As Marks and Spencer posts its first rise in annual profits for four years, Ian Forrest, investment research analyst at The Share Centre, explains what these mean for investors…

This morning, Marks and Spencer reported its full year results, highlighting progress ahead of market expectations. Underlying pre-tax profits rose 6.1% to £661.2m, compared to forecasts of £648m.

Chief executive Marc Bolland commented that the group is transforming “into a stronger, more agile business – putting the right infrastructure, capabilities and talent in place to drive our strategic priorities”, which may reassure investors. The raised profit margin and dividend have been assisted by the increased profitability of its general merchandise and food businesses. Investors should acknowledge that 62 new food stores have been opened and there are plans for further developments.

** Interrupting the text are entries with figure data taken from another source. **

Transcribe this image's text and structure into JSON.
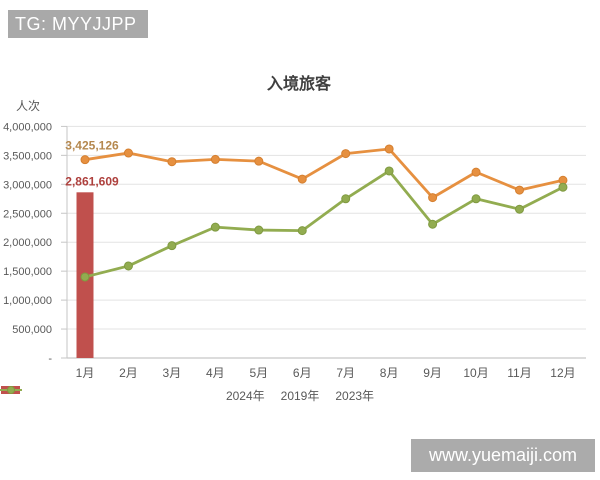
{
  "watermarks": {
    "top_left": "TG: MYYJJPP",
    "bottom_right": "www.yuemaiji.com"
  },
  "chart_data": {
    "type": "combo-bar-line",
    "title": "入境旅客",
    "grid": true,
    "legend_position": "bottom",
    "y_axis": {
      "unit_label": "人次",
      "min": 0,
      "max": 4000000,
      "tick_step": 500000,
      "tick_labels": [
        "-",
        "500,000",
        "1,000,000",
        "1,500,000",
        "2,000,000",
        "2,500,000",
        "3,000,000",
        "3,500,000",
        "4,000,000"
      ]
    },
    "categories": [
      "1月",
      "2月",
      "3月",
      "4月",
      "5月",
      "6月",
      "7月",
      "8月",
      "9月",
      "10月",
      "11月",
      "12月"
    ],
    "series": [
      {
        "name": "2024年",
        "type": "bar",
        "color": "#c0504d",
        "values": [
          2861609,
          null,
          null,
          null,
          null,
          null,
          null,
          null,
          null,
          null,
          null,
          null
        ]
      },
      {
        "name": "2019年",
        "type": "line",
        "color": "#e69040",
        "marker_stroke": "#d57f2f",
        "values": [
          3425126,
          3540000,
          3390000,
          3430000,
          3400000,
          3090000,
          3530000,
          3610000,
          2770000,
          3210000,
          2900000,
          3070000
        ]
      },
      {
        "name": "2023年",
        "type": "line",
        "color": "#92ac50",
        "marker_stroke": "#7f9a40",
        "values": [
          1400000,
          1590000,
          1940000,
          2260000,
          2210000,
          2200000,
          2750000,
          3230000,
          2310000,
          2750000,
          2570000,
          2950000
        ]
      }
    ],
    "data_labels": [
      {
        "series": "2019年",
        "category": "1月",
        "text": "3,425,126",
        "color": "#b5884e"
      },
      {
        "series": "2024年",
        "category": "1月",
        "text": "2,861,609",
        "color": "#ae403d"
      }
    ]
  },
  "colors": {
    "gridline": "#e3e3e3",
    "axis_line": "#c6c6c6",
    "tick_text": "#595959",
    "title_text": "#3f3f3f",
    "watermark_bg": "#a9a9a9",
    "watermark_text": "#ffffff"
  }
}
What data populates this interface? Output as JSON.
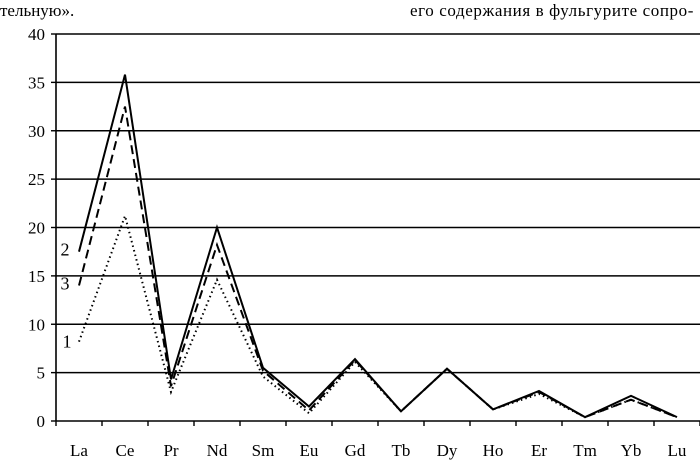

The general merchandise business, which sells clothing and homewares, also saw its profit margin increase but the company said its sales performance for the year did not meet expectations.  The international business is struggling with the combination of a weak euro and a difficult economic background in some of its markets, but the M&S.com website is expected to build on the growth it saw in the fourth quarter.

Overall sales for the group rose 0.4% to £10.3bn while the final dividend was lifted 7%, making for a total pay-out of 18p for shareholders. These results are generally good for investors, and as a result we continue to recommend Marks and Spencer as a ‘buy’. This is due to the strength of the growing food business, the significant potential to increase profitability in general merchandise, rising disposable incomes and the healthy dividend.